I’m still listening to the Back To Work podcasts. I sometimes get annoyed at the wandering was-there-a-point dialogue between the two guys, Dan and Merlin, who do the podcast…but mostly I love them. I love their interactions, I love the way they play off each other, I love their bromance.

I love that one of their sponsors of the podcast had Merlin write a rock opera. I love that Merlin wrote it about Dan.

I really love hearing them exchange ideas, I love that they love each others ideas and talents and quirks.

At least that’s how it sounds coming through my ear buds.

I love friendships like that. I’m not sure I’ve ever had a friendship like that, but I definitely love witnessing it.

Actually, I have had a friendship like that, or something like that. It was when I was really little, back before we knew to maintain the distinction between “me” and “you”. We’ve lost touch, and we’ve lost even the slightest feeling of connection. I guess that happens. Who we are at 5 is not who we are at 15, or 25, etc.

The last time I saw him, it was something of an eye-opener. I’d seen him two years in a row, going back to the hometown for the winter holidays. He told the same stories each year, his golden teenage years recounted with his adoring father beaming at him and enjoying it as if he’d never heard the stories before. I guess he knew his part. It was weird for me, to have this person who was so much a part of me at one time that we believed we were twins tell stories about our shared childhood that I couldn’t relate to at all.

The fact that the same exact stories were told the second year, and told in the same way, as if they were a performance…well, it bored me.

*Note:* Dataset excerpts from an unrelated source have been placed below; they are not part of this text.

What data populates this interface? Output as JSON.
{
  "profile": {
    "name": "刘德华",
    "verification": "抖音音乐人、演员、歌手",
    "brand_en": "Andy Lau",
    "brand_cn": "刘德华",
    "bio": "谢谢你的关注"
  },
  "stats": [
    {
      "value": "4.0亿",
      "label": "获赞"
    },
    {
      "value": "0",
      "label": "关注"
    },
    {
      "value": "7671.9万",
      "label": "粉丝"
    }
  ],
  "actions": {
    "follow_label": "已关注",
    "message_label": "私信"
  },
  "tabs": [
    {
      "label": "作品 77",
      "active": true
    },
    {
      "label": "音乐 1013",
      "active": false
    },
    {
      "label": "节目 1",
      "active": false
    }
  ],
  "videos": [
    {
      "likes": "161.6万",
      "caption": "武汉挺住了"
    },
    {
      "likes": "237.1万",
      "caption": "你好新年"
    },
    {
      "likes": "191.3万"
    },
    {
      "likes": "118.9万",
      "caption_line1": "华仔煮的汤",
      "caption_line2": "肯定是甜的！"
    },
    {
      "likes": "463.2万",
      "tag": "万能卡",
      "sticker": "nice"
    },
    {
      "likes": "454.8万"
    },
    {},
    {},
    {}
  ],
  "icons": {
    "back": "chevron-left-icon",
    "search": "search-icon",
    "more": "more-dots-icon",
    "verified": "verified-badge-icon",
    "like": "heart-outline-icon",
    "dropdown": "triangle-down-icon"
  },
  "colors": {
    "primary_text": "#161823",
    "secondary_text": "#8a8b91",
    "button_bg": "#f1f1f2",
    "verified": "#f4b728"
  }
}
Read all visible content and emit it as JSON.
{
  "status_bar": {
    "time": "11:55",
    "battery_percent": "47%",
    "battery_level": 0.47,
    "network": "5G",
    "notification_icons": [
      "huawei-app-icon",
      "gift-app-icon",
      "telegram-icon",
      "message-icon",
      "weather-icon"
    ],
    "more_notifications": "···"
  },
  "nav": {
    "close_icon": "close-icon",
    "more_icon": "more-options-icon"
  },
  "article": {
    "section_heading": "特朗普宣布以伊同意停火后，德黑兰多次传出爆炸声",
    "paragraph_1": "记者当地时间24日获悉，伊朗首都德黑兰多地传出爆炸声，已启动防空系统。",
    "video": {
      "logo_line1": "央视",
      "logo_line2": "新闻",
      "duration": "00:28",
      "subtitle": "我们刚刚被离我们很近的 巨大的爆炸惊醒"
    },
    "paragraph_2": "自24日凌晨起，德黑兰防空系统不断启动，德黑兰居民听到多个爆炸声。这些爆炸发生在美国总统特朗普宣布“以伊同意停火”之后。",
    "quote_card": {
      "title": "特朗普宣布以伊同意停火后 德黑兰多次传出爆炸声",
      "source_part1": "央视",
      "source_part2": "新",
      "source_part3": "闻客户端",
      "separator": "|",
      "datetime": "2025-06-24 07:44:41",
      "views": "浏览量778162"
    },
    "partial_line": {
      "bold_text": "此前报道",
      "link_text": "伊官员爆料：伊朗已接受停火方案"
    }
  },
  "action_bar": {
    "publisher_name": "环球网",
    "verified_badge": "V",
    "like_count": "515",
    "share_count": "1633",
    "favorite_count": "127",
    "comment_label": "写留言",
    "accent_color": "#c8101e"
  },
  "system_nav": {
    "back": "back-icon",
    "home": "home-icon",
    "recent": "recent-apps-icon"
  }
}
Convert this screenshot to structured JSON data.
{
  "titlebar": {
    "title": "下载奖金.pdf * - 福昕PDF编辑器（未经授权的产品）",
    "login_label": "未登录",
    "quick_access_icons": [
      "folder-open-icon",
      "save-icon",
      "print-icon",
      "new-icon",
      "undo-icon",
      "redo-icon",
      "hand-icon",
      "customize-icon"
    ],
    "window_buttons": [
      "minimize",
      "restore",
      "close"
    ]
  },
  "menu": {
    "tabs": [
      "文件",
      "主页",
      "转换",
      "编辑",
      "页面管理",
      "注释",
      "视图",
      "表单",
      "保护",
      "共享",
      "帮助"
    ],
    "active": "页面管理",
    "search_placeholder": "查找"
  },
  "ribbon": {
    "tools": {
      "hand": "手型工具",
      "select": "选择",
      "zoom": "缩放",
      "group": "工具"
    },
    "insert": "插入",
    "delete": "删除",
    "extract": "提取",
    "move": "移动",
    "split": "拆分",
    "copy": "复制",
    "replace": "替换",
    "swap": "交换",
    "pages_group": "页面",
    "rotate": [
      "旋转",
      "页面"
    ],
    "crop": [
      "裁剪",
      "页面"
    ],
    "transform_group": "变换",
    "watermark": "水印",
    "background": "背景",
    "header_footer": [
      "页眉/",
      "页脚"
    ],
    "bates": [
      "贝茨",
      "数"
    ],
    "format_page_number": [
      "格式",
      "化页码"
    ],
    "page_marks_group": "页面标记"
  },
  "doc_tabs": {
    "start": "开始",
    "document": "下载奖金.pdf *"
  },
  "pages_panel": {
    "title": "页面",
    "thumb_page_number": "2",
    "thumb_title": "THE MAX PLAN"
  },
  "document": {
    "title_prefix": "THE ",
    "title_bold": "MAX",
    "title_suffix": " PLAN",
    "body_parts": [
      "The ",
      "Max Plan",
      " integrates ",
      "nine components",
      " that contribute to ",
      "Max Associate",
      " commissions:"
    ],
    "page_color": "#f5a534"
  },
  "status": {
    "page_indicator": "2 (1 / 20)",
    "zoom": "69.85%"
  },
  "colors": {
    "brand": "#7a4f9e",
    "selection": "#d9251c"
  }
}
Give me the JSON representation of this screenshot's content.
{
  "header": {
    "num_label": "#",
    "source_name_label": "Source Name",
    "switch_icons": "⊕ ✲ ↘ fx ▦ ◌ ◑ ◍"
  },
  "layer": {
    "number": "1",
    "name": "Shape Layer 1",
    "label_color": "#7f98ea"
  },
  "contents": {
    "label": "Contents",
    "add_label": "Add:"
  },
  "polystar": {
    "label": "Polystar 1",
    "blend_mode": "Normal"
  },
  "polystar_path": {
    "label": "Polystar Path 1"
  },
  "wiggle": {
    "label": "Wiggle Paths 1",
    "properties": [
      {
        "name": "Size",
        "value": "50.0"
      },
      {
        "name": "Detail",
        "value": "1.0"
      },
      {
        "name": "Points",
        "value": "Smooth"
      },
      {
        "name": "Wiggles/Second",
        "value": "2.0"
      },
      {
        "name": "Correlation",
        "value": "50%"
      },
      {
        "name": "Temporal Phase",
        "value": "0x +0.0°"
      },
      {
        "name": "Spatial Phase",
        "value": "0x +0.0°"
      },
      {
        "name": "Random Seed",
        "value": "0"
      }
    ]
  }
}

I moved on, I stopped idealizing the connection I thought we still had.

But the truth is that I never can move on from that friendship, not really. The souls of our 5 year old selves are so entwined that I couldn’t tell you who was who. No wonder we thought we were twins.

Part of me will always be him.

I’ll always hope he’s doing well. I’ll always feel that invisible thread between us.

I don’t want to know if he feels it too.

I am pretty sure I know the answer anyway.